---
license: apache-2.0
language:
- de
tags:
- sign-language
- whisper
- german
- safetensors
library_name: transformers
model-index:
- name: whisper-large-v3-turbo-german
  results:
  - task:
      type: automatic-speech-recognition
      name: Speech Recognition
    dataset:
      name: German ASR Data-Mix
      type: flozi00/asr-german-mixed
    metrics:
    - type: wer
      value: TBD
datasets:
- flozi00/asr-german-mixed
base_model:
- primeline/whisper-large-v3-german
---

### Summary
Whisper is a powerful speech recognition platform developed by OpenAI. This model has been specially optimized for converting sign language input features into german text.


### Applications
The model is based on 'primeline/whisper-large-v3-german' and used (in combination with google mediapipe) to translate a video of german sign language into text. This model decodes a sequence of input features, where each input feature represents keypoints extracted from a video (body hands, upper body and face), into text. 

We keep the decoder frozen, while training the encoder.

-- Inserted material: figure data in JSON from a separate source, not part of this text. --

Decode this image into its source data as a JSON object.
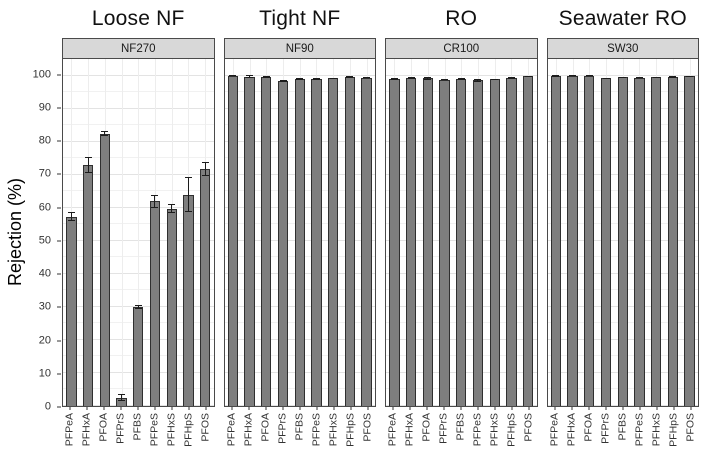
{
  "chart_data": {
    "type": "bar",
    "title": "",
    "ylabel": "Rejection (%)",
    "xlabel": "",
    "ylim": [
      0,
      105
    ],
    "yticks": [
      0,
      10,
      20,
      30,
      40,
      50,
      60,
      70,
      80,
      90,
      100
    ],
    "grid": "major and minor horizontal, faint vertical at categories",
    "legend": "none",
    "error_bars": true,
    "categories": [
      "PFPeA",
      "PFHxA",
      "PFOA",
      "PFPrS",
      "PFBS",
      "PFPeS",
      "PFHxS",
      "PFHpS",
      "PFOS"
    ],
    "facets": [
      {
        "group_title": "Loose NF",
        "membrane": "NF270",
        "values": [
          57.3,
          73.0,
          82.4,
          2.5,
          30.0,
          62.0,
          59.7,
          64.0,
          71.7
        ],
        "errors": [
          1.3,
          2.5,
          0.8,
          1.0,
          0.5,
          2.0,
          1.4,
          5.3,
          2.0
        ]
      },
      {
        "group_title": "Tight NF",
        "membrane": "NF90",
        "values": [
          100.0,
          99.7,
          99.6,
          98.4,
          99.0,
          99.0,
          99.2,
          99.6,
          99.4
        ],
        "errors": [
          0.1,
          0.5,
          0.3,
          0.4,
          0.1,
          0.1,
          0.1,
          0.3,
          0.1
        ]
      },
      {
        "group_title": "RO",
        "membrane": "CR100",
        "values": [
          99.0,
          99.3,
          99.2,
          98.7,
          98.9,
          98.5,
          98.9,
          99.3,
          99.8
        ],
        "errors": [
          0.2,
          0.3,
          0.5,
          0.2,
          0.4,
          0.5,
          0.2,
          0.2,
          0.1
        ]
      },
      {
        "group_title": "Seawater RO",
        "membrane": "SW30",
        "values": [
          99.9,
          100.0,
          100.0,
          99.2,
          99.5,
          99.4,
          99.5,
          99.6,
          99.8
        ],
        "errors": [
          0.1,
          0.1,
          0.1,
          0.1,
          0.1,
          0.1,
          0.1,
          0.1,
          0.1
        ]
      }
    ],
    "colors": {
      "bar_fill": "#7e7e7e",
      "bar_stroke": "#2f2f2f",
      "error_bar": "#1c1c1c",
      "strip_bg": "#d8d8d8",
      "panel_border": "#4a4a4a",
      "grid_major": "#e3e3e3",
      "grid_minor": "#f1f1f1",
      "text": "#333333"
    }
  }
}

## Evaluations - Word error rate
TBD

### Training data
TBD

### Training process
TBD

### How to use
```python
import torch
from transformers import WhisperForConditionalGeneration, AutoProcessor, AutoTokenizer, TextStreamer
from datasets import load_dataset

device = "cuda:0" if torch.cuda.is_available() else "cpu"
torch_dtype = torch.float16 if torch.cuda.is_available() else torch.float32

# Load model and processor
model = WhisperForConditionalGeneration.from_pretrained(
    "mrprimenotes/sign-whisper-german",
    torch_dtype=torch_dtype,
    low_cpu_mem_usage=True,
    use_safetensors=True
).to(device)

# Load the tokenizer for the model (for decoding)
tokenizer = AutoTokenizer.from_pretrained("mrprimenotes/sign-whisper-german")

# input preprocessing / feature extraction (TBD)
# input_features = ...
```

#### Use raw model for inference
```python
output = model(input_features, labels=generated_ids)

# e.g. output.loss
# output.shape --> b x sq

tokenizer.batch_decode(generated_ids, skip_special_tokens=False)
```

### Use model with generate (work in progress...)
```python
streamer = TextStreamer(tokenizer, skip_special_tokens=False) #only needed for streaming

# Generate
generated_ids = model.generate(
    input_features,
    max_new_tokens=128,
    return_timestamps=False, #timestamps are not supported
    streamer=streamer #only needed for streaming
)

tokenizer.batch_decode(generated_ids, skip_special_tokens=False)
```

### Training

When changing the configuration of the preprocessing convolution layers make sure the last output has the shape b x 1280 x seq. See custom config in model.py for configuration options.